[Physics] conservation of energy for a viscous fluid

classical-mechanicsfluid dynamics

I have a pair of questions about conservation of energy and momentum in a viscous fluid. First, energy.

Symon's Mechanics states an equation for conservation of energy in a droplet of a non-viscous fluid as ${d \over dt}({1 \over 2} \rho v^2 \delta V)=\vec{v} \cdot (\vec{f} – \nabla p) \delta V $ (2nd edition, page 327, eq. 8-149). This is perfectly sensible; it says that d/dt (kinetic energy)=force*velocity, where $\rho$ is the fluid density in $kg \over {m^3}$, $\vec v$ is the fluid's velocity, $\vec f$ is the body force in $nt \over {m^3}$, $p$ is the fluid pressure and $\delta V$ is the volume of the droplet.

But then he updates it to a viscous fluid merely by replacing $\nabla p$ with $\nabla \cdot P$; i.e., replacing simple hydrostatic pressure with the stress tensor (page 441, eq. 10-174).

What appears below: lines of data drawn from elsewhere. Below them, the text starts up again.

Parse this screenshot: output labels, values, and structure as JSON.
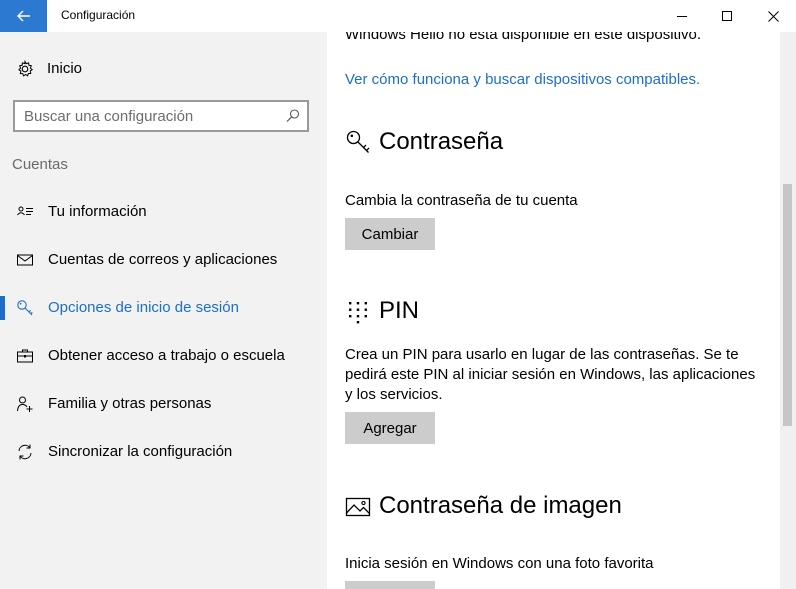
{
  "window": {
    "title": "Configuración"
  },
  "sidebar": {
    "home_label": "Inicio",
    "search_placeholder": "Buscar una configuración",
    "section_label": "Cuentas",
    "items": [
      {
        "label": "Tu información",
        "icon": "person-card-icon",
        "active": false
      },
      {
        "label": "Cuentas de correos y aplicaciones",
        "icon": "mail-icon",
        "active": false
      },
      {
        "label": "Opciones de inicio de sesión",
        "icon": "key-icon",
        "active": true
      },
      {
        "label": "Obtener acceso a trabajo o escuela",
        "icon": "briefcase-icon",
        "active": false
      },
      {
        "label": "Familia y otras personas",
        "icon": "person-add-icon",
        "active": false
      },
      {
        "label": "Sincronizar la configuración",
        "icon": "sync-icon",
        "active": false
      }
    ]
  },
  "main": {
    "windows_hello_text": "Windows Hello no está disponible en este dispositivo.",
    "windows_hello_link": "Ver cómo funciona y buscar dispositivos compatibles.",
    "password": {
      "title": "Contraseña",
      "description": "Cambia la contraseña de tu cuenta",
      "button": "Cambiar"
    },
    "pin": {
      "title": "PIN",
      "description": "Crea un PIN para usarlo en lugar de las contraseñas. Se te pedirá este PIN al iniciar sesión en Windows, las aplicaciones y los servicios.",
      "button": "Agregar"
    },
    "picture_password": {
      "title": "Contraseña de imagen",
      "description": "Inicia sesión en Windows con una foto favorita"
    }
  },
  "colors": {
    "accent": "#1e6ec8",
    "back_button": "#2b79d1",
    "sidebar_bg": "#f2f2f2",
    "button_bg": "#cccccc"
  }
}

I don’t understand this – it seems to neglect the energy that must be continuously converted to heat by viscous friction inside the droplet. Am I missing something? (Note that I’m using the 2nd edition; perhaps the 3rd edition has changed this).

Similar question: Symon gives the conservation-of-momentum equation for a droplet of non-viscous fluid as ${d \over dt} (\rho \vec v \delta V)=(\vec f – \nabla p) \delta V$. My guess is that for this case, we can update this to a viscous fluid simply by replacing $\nabla p$ with $\nabla \cdot P$. The stress tensor will correctly model all external viscous forces on the droplet. It will not model internal forces, but internal forces do not affect momentum anyway. Correct?

Best Answer

First of all: This is an old, and by now moderately obscure text book. If you would like to learn about fluid mechanics at the undergraduate level there are better texts to study.

Second: Your first equation is not the equation of energy conservation in the fluid. It is not written in conservative form $dw/dt=-\vec{\nabla}\vec{\jmath}$, where $w$ is a suitable density, and $\jmath$ is a current. It also does not include the internal energy density, which explains your question about viscous heating. Yes, there is viscous heating, but your equation does not include it, because it only includes the kinetic energy density. This equation is simply an equation for the kinetic energy density, so in the presence of dissipation all you have to do is replace ideal forces $\nabla_i p$ by the full stress tensor, $\nabla_j P_{ij}$.

Regarding your second question: The dissipative stress tensor $$P=p\delta_{ij}-\eta(\nabla_i v_j +\nabla_j v_i +\delta_{ij}(\zeta-2\eta/3)(\nabla\cdot v)). $$ describes the internal forces in the fluid, in particular viscous friction between fluid layers moving at different velocity.